I tried calling Spidey directly to write this piece, but he called it an Intellectual Property Rights issue, and also that he wanted to keep his research private, so I respect that. Do bear in mind that these are the writer’s speculative scientific theories, so do not go in your labs and conjure up the hocus-pocus mentioned below!
First things first, Spidey’s webs can stop a moving train. That is impressive durability, making it seem like these webs are designed using carbon nanotubes, as these are the only feasible materials that have such extreme ductility and strength. Also, they are not just parallel projectiles, they are intertwined, twisted helically and are adhesive on both sides. This helps it stick to any surface it comes in contact with as they are shot out. But one question on everyone’s mind is the way it is pressurized from a shooter, in which it is stored as a pellet. The only way this is possible is so that the nanotubes, being extremely fine in structure and durable (thinner than a hair) are able to rolled into an elliptical yarn like structure.This structure is under immense pressure and stored inside a shooter for use. Each of these yarns shoot up to 2 kilometers of webbing length.

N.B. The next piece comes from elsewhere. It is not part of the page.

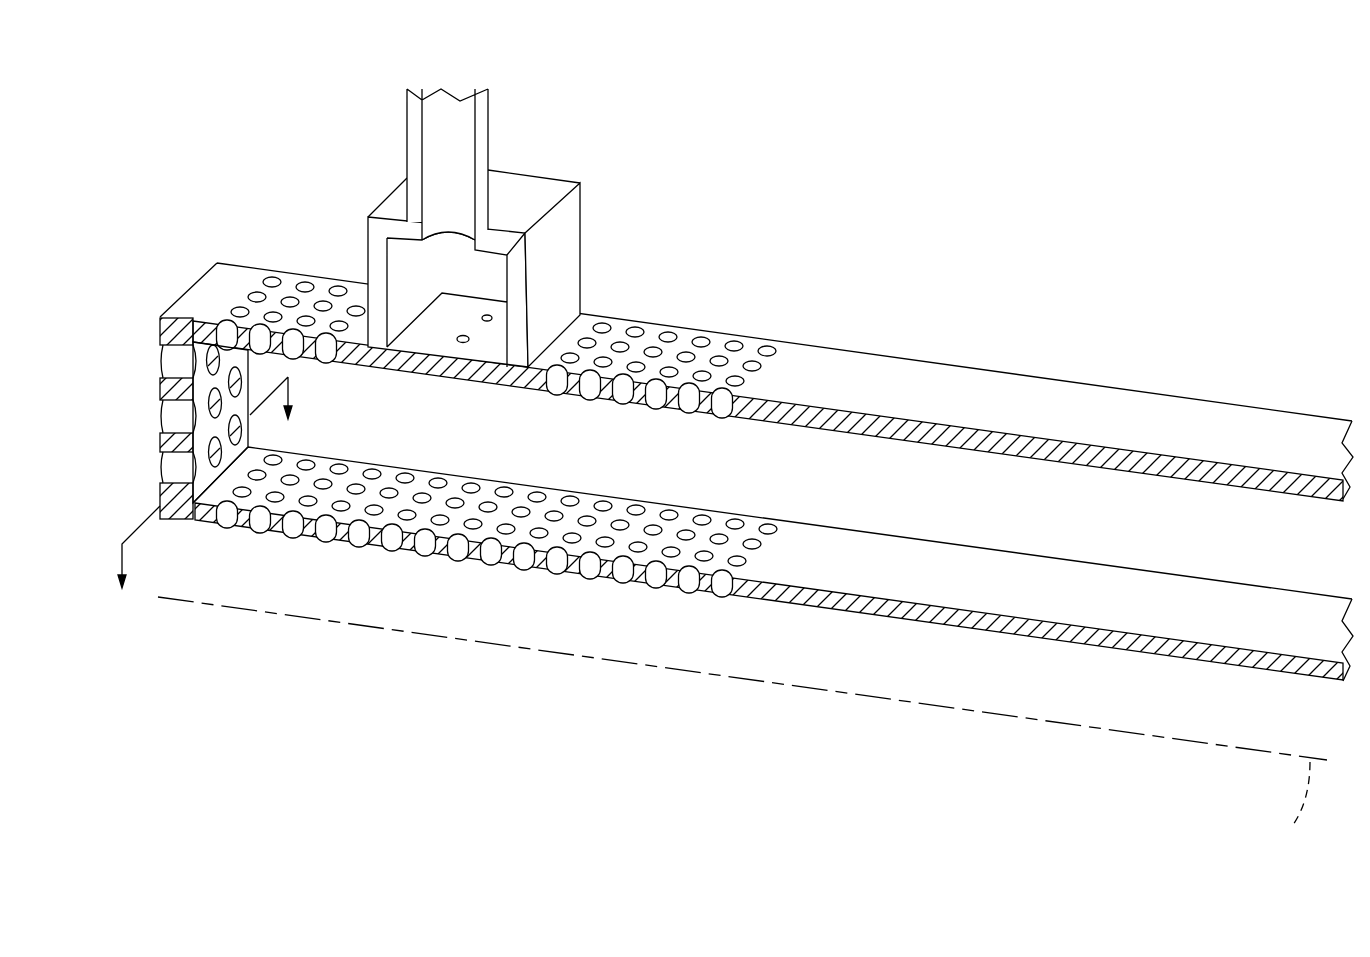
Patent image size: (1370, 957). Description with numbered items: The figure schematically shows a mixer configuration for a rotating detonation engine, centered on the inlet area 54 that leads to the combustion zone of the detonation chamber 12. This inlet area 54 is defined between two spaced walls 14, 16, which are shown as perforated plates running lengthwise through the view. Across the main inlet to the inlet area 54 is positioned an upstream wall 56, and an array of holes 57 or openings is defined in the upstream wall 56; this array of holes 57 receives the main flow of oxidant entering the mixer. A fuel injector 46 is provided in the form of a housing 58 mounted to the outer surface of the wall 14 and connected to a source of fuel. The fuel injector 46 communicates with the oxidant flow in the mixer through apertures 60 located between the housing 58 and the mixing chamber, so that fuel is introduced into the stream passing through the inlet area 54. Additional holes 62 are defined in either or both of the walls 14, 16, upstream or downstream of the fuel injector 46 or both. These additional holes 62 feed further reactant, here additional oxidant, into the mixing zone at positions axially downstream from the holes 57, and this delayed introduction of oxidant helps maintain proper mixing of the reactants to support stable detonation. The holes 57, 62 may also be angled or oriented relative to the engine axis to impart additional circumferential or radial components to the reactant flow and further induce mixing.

For ease of explanation, we shall divide Spidey’s webbing into 3 categories – web swing, projectile webbing and wrap webbing.
The first one is explained above, whereas the second and third are a bit complicated. Projectile webbing can be explained by the fact that the stored pellet is broken into different fragments and moulded into different balls of webbing. This gives it more momentum when fired and is useful for knocking weapons off people. The synthesis of these projectiles must be taken care of by the shooter mechanism, as there must be different buttons on Spidey’s shooters for each type of webbing.
The third type is where the shooter earns its money and it’s versatility really comes to the forefront. Wrap webbing follows a boomerang sort of trajectory where it curls around the enemy. This curve can be thought to be imparted the same way a footballer applies curve to a ball using the side of his foot to finesse it, giving it more accuracy than power. A third button can impart a side foot motion to the web, thereby curling it around the enemy and wrapping them to the point of immobility.
So there we have it. Although having superpowers seems awesome, it’s what you do with it that counts because, as they say, with great power, comes great responsibility. There’s always more to every superhero than meets the eye.
Written in loving memory of Stan the Man. Excelsior!